I am so excited about this cupcake. I just think it is so much fun!
It seems like most people want to use a chocolate cupcake with marshmallow frosting to make these but I feel like that doesn’t really capture the essence of s’mores.
S’mores are mostly graham cracker, with melty chocolate and toasted marshmallow and I feel like by using a graham cracker cupcake you really get the true feeling of a s’more. I probably am using a little to much frosting if you are thinking s’more…but this is whipped chocolate ganache we are talking about.
You simply cannot have to much ganache. So I piled it on.
I had made a graham cracker cake before so I started with that recipe and made some adjustments so they would translate into being cupcakes. It worked great! Only took me two tries this week! Wahoo!
Figuring out the best way to get the marshmallows toasted was probably the most challenging part… Needless to say at one point I lit a cupcake on fire. Good times.
The kids thought it was pretty funny, at any rate.
Then the ganache melted all over the place. So ya… don’t try to toast the marshmallows ON the cupcakes. Well, then my husband came in and was like, “Oh don’t use that propane tank, that one is way hotter.” so I dunno, maybe that was the problem. At any rate, I do know the two methods listed work well.
- 1 cup butter, room temperature
- ¾ cup granulated sugar
- 2 cups graham cracker crumbs plus more for sprinkling (I pulsed an entire box worth in the food processor)
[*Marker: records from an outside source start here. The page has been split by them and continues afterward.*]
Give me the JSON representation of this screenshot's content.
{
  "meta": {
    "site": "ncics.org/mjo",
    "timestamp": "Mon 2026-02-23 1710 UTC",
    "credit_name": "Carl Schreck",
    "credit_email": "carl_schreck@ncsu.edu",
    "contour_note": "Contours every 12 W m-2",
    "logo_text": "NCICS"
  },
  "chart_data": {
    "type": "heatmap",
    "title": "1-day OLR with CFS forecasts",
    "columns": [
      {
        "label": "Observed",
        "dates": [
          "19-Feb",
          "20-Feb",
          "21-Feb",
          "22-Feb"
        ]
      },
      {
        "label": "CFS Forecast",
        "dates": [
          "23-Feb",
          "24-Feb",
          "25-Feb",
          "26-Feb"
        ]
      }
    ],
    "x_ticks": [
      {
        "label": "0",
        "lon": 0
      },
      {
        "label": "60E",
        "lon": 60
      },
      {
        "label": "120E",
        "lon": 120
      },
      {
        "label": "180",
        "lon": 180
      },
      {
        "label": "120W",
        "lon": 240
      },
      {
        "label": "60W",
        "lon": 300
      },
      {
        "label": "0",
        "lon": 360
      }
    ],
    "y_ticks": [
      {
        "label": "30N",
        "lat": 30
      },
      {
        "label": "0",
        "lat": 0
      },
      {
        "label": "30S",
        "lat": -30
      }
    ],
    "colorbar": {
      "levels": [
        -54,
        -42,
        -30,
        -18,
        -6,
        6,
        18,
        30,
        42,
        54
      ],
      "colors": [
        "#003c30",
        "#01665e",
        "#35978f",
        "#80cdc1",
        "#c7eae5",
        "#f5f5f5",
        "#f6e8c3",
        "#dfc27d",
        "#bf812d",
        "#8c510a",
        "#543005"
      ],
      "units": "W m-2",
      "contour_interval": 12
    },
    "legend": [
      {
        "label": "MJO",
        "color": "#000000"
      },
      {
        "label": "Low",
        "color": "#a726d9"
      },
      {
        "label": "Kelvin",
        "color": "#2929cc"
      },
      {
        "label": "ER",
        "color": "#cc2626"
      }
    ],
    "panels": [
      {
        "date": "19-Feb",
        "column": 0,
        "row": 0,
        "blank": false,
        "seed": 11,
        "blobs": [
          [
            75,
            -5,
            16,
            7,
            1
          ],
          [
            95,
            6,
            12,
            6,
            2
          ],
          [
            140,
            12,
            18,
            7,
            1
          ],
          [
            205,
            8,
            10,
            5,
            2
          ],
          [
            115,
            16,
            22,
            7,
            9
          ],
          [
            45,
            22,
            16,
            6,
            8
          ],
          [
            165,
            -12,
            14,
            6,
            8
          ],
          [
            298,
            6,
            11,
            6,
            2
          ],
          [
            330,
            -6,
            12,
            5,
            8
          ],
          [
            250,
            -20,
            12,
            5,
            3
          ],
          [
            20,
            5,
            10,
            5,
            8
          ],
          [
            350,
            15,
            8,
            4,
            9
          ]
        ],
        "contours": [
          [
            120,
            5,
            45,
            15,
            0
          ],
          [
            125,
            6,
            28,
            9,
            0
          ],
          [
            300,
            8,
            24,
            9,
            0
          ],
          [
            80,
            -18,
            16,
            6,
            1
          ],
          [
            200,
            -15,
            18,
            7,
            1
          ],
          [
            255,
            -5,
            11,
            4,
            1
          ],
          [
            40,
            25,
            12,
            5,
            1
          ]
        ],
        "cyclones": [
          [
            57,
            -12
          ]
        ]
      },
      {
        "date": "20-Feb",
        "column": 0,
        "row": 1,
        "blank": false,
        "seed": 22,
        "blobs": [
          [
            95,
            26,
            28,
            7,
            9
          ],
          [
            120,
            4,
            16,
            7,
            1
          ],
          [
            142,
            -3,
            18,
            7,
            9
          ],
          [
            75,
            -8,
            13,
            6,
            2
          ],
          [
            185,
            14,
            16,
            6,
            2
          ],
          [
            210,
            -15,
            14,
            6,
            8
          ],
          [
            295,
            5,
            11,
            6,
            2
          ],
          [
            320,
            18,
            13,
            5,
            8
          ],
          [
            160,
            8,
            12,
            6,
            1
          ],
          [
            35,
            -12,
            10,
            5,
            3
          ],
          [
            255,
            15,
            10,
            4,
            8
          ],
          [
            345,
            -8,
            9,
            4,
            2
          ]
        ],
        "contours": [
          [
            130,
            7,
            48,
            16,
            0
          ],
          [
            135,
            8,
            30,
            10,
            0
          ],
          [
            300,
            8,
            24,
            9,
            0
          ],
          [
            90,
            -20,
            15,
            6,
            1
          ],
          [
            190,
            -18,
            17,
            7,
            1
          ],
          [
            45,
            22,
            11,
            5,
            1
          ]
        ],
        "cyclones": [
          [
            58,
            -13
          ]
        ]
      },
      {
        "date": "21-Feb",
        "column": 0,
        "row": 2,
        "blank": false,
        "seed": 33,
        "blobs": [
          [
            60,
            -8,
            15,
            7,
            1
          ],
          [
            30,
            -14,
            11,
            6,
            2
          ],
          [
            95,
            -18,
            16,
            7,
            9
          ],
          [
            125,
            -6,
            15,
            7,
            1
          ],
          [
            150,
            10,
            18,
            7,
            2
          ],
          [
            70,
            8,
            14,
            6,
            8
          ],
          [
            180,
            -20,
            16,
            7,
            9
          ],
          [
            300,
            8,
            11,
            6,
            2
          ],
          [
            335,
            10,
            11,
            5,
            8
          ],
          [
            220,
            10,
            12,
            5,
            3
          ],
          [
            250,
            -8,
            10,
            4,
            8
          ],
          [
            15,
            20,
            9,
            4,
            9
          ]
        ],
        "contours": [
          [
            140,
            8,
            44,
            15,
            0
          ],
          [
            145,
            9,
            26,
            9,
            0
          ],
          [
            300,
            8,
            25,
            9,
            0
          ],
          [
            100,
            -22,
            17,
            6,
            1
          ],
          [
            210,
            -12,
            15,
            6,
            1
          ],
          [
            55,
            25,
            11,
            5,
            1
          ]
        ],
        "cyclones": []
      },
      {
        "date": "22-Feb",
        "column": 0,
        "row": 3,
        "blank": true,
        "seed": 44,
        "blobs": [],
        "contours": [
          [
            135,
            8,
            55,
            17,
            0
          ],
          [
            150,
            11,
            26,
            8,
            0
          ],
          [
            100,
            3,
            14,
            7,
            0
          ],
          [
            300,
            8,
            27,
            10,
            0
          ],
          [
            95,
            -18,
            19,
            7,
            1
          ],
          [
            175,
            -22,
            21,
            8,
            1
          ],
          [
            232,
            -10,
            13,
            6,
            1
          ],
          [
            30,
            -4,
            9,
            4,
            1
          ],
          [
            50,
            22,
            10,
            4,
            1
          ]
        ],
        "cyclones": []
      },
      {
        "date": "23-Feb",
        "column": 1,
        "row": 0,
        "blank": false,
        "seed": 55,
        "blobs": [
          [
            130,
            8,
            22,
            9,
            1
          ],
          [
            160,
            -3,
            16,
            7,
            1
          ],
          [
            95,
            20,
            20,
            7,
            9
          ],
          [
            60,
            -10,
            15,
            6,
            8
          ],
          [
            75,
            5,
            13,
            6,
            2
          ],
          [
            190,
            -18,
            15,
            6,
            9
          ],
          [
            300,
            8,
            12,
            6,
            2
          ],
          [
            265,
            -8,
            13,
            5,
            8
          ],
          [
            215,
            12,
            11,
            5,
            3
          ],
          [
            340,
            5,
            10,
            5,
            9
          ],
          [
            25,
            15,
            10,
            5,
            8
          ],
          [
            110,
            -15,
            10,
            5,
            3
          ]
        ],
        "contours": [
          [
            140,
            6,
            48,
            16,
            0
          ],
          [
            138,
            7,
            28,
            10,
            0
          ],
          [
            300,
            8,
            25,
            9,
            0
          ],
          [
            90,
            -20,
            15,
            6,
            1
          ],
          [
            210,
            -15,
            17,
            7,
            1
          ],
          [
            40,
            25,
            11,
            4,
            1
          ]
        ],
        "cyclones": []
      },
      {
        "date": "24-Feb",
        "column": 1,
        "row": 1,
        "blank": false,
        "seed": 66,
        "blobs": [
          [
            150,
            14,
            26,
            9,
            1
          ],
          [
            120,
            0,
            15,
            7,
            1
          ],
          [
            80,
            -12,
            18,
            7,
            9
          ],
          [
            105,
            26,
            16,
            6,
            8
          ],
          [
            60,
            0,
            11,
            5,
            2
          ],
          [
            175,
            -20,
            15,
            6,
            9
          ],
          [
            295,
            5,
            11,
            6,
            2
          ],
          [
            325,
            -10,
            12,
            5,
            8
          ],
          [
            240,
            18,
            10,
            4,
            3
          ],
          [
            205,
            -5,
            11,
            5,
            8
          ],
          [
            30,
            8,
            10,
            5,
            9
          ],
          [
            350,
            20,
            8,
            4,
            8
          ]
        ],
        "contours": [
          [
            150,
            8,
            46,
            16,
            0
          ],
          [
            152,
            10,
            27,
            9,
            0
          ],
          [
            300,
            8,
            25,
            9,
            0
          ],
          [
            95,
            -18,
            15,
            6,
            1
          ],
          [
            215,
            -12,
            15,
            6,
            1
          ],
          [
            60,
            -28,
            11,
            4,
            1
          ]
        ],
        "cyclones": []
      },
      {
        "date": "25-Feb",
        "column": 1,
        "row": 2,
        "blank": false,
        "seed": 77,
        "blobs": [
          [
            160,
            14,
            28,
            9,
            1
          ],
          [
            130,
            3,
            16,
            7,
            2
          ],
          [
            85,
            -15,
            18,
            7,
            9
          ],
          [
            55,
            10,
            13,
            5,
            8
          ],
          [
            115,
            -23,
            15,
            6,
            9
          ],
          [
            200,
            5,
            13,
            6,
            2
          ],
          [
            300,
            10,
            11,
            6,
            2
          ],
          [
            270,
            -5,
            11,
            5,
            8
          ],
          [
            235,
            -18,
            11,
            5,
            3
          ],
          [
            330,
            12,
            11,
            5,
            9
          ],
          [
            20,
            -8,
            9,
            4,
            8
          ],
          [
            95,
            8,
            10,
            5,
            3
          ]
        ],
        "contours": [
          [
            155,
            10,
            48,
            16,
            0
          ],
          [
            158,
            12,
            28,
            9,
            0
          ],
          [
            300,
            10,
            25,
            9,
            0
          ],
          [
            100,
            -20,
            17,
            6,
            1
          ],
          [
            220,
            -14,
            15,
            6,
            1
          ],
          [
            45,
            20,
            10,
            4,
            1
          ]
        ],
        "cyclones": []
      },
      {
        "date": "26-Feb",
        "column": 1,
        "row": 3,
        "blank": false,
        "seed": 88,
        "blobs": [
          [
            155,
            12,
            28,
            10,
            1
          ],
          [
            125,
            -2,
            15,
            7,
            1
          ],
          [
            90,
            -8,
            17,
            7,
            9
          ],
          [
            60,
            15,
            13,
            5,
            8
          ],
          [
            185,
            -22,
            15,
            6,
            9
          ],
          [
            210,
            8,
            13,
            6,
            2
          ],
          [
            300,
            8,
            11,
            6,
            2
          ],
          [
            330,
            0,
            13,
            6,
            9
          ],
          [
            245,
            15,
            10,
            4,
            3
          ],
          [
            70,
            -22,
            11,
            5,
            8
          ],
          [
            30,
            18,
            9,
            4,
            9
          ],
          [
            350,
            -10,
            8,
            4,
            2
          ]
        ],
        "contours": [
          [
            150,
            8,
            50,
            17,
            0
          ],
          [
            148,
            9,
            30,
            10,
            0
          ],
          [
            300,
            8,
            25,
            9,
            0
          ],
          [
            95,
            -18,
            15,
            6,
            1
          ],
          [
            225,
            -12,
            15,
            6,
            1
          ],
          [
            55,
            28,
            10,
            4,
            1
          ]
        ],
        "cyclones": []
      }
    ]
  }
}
- 1¼ cup all purpose flour
- 1¼ teaspoon baking powder
- ¼ teaspoon salt
- 3 eggs
- 1 cup milk, room temperature
FOR THE GANACHE - 3 cups heavy cream
- 20 ounces dark chocolate, at least 60%
TO FINISH - mini marshmallows
- A torch
- Preheat your oven to 350˚ (I baked mine at 300˚ because I live at 5600').
- Prepare a cupcake pan by placing a paper liner in each cup, set aside.
- In the bowl of an electric mixer fitted with the paddle attachment, cream together the butter and sugar for 5 minutes on high.
- While the butter is creaming, in another bowl, whisk together the graham cracker crumbs, flour, baking powder and salt. Set aside.
- Once the butter and sugar mixture is ready, lower the mixer to low and add the eggs one at a time, scraping the bowl in between additions.
- Add ⅓ of the crumb mixture, mix until smooth.
- Add ½ the milk, mix until smooth.
- Repeat until you have added all the crumbs and milk.
- Mix until smooth.
- Scoop the batter into the cupcake pan, I use a 3 tablespoon scoop and it worked out perfectly to 24 cupcakes.
- Bake until a toothpick inserted in the center comes out clean, about 20 minutes (unless at high altitude, then about 30 minutes).
- Remove and allow to cool in the pan for about 15 minutes, then remove to a cooling rack and allow to cool completely.
TO MAKE THE GANACHE - Heat the cream over medium heat until hot but not boiling.
- Place the chocolate in a medium mixing bowl and pour the hot cream over it.
- Whisk until the chocolate is all melted and smooth.
- Cool in the fridge, stirring every 20 minutes until cold.
- Using a hand beater or stand mixer with a whisk attachment, whip the ganache just like you would whip cream until light and fluffy.
- Pipe the ganache onto each cupcake.
- Spread about 3 cups of marshmallows out on a baking sheet and carefully toast using a torch or place under a broiler - but watch them! They turn quickly.
- Then carefully place a few marshmallows on each cupcake.